Describing the gift as “unprecedented and magnificent,” Arizona State University President Michael Crow praised the Fultons for their “incredible generosity, their unwavering commitment to ASU's future, and their confidence in ASU’s emergence as a New American University.”
“What better Christmas present could anyone ever hope for than this enormous gift of philanthropic support for ASU’s promise and potential?” Crow added.
Previous gifts by the Fultons have named the Ira A. Fulton School of Engineering at ASU, one of the nation’s premier institutions for technology research and applied teaching; created the Mary Lou Fulton Program at the ASU College of Education, Arizona's leading educational laboratory and center for excellence in teacher training; and helped to launch ASU's Decision Theater, the region's only interactive, three-dimensional institute that allows civic leaders to engage in visualizing the effects of public choices on issues ranging from water and air quality to transportation and land-use.
Recently, ASU also launched the Fulton Challenge, matching donations by faculty, students, staff and alumni at ASU's Colleges of Nursing, Design, Education, Law, Liberal Arts and Sciences, the Katherine Herberger College of Fine Arts, and Barrett Honors College through a challenge grant provided by the Fultons.

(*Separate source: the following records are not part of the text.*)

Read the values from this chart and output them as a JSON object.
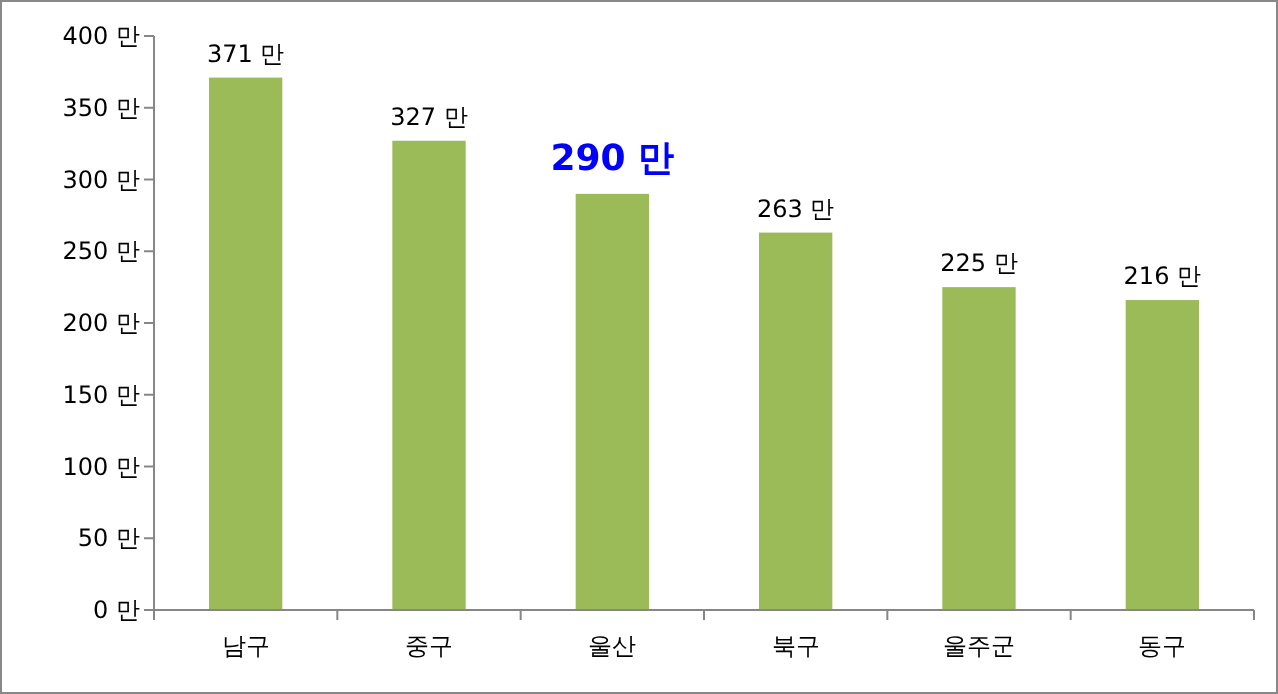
{
  "chart_data": {
    "type": "bar",
    "categories": [
      "남구",
      "중구",
      "울산",
      "북구",
      "울주군",
      "동구"
    ],
    "values": [
      371,
      327,
      290,
      263,
      225,
      216
    ],
    "color": "#9bbb59",
    "value_labels": [
      "371 만",
      "327 만",
      null,
      "263 만",
      "225 만",
      "216 만"
    ],
    "annotations": [
      {
        "text": "290 만",
        "x": "울산",
        "y": 290
      }
    ],
    "ylim": [
      0,
      400
    ],
    "yticks": [
      {
        "value": 0,
        "label": "0 만"
      },
      {
        "value": 50,
        "label": "50 만"
      },
      {
        "value": 100,
        "label": "100 만"
      },
      {
        "value": 150,
        "label": "150 만"
      },
      {
        "value": 200,
        "label": "200 만"
      },
      {
        "value": 250,
        "label": "250 만"
      },
      {
        "value": 300,
        "label": "300 만"
      },
      {
        "value": 350,
        "label": "350 만"
      },
      {
        "value": 400,
        "label": "400 만"
      }
    ],
    "grid": false
  }
}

More than $560,000 has been raised to date from 4,149 students, faculty, staff, alumni and friends, achieving 187% of the original goal of $300,000. The Fultons have now extended the Fulton Challenge to include ASU at the West Campus (Phoenix) and ASU at the Polytechnic Campus (Mesa), the Walter Cronkite School of Journalism and Mass Communication, and the College of Public Programs. The Fulton Challenge for Athletics at ASU has also raised more than $1 million, which has been matched by Ira and Mary Lou Fulton.
In its November 28, 2005 cover story on the 50 most generous Americans, Business Week profiled Ira and Mary Lou Fulton in a piece entitled: “Teaching others how to give.” It cited $160 million in lifetime giving by the Fultons, the only Arizonans on the list, including $141 million to educational and community needs since 2001.

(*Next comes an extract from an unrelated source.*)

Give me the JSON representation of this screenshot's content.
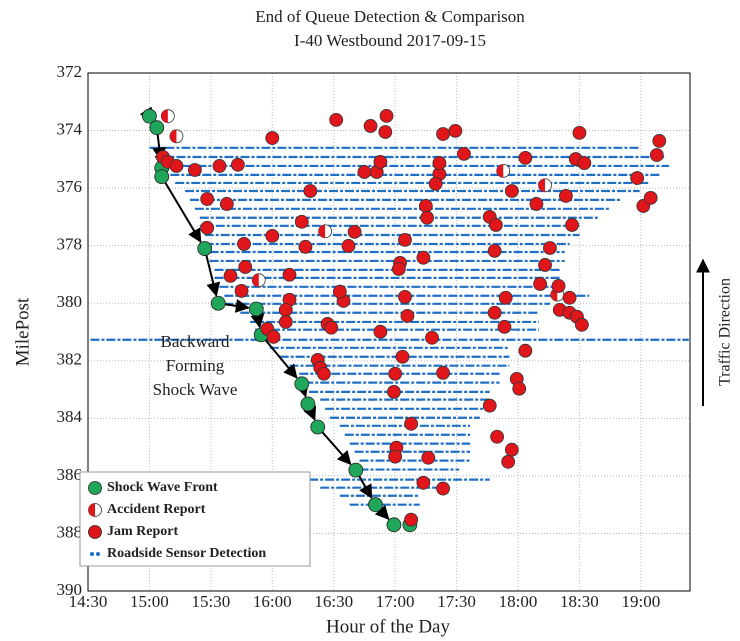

Ira Fulton grew up in Tempe and attended ASU, where he had a newspaper delivery route that included the then-president of ASU, Grady Gammage. Mary Lou Fulton is a graduate of ASU's College of Education.
Additional details of the $100 million gift by the Fultons will be provided in the coming weeks and months in three separate announcements built around major events where ASU’s future plans and programs will be fully articulated and to which the public will be invited.
Describing their motivation for giving, Mr. Fulton observed: “ASU is a university on a roll. It is picking up momentum on every front—rising enrollment, increasing federal research funding, new academic buildings and residential dormitories, and impressive faculty recruitment and distinction. To sustain this momentum, what ASU needs now is the backing of the entire community, and substantial investment by private individuals, corporations and local foundations. Our Christmas gift to ASU is meant to strengthen ASU and to demonstrate the reality that great universities must be built and backed not only by student tuition and research grants and state assistance—as important as all those are—but by people such as ourselves who have a stake in the health and prosperity of our region which is directly tied to ASU’s future success.”
This year, ASU enrolled more students at its Tempe campus than any other university in the nation. Growth in enrollment to more than 61,000 students has been matched by record increases in the number of new faculty, and double-digit increases in federal research funding. ASU enrolls more National Merit Scholars than any other university in the West except Stanford. Faculty have recently been awarded a Nobel Prize for Economics and the largest awards in ASU’s history ($45 million from the Department of the Army to develop flexible computer displays and a $15 million grant from the Bill and Melinda Gates Foundation for cutting-edge research on a potential cure for infantile pneumonia).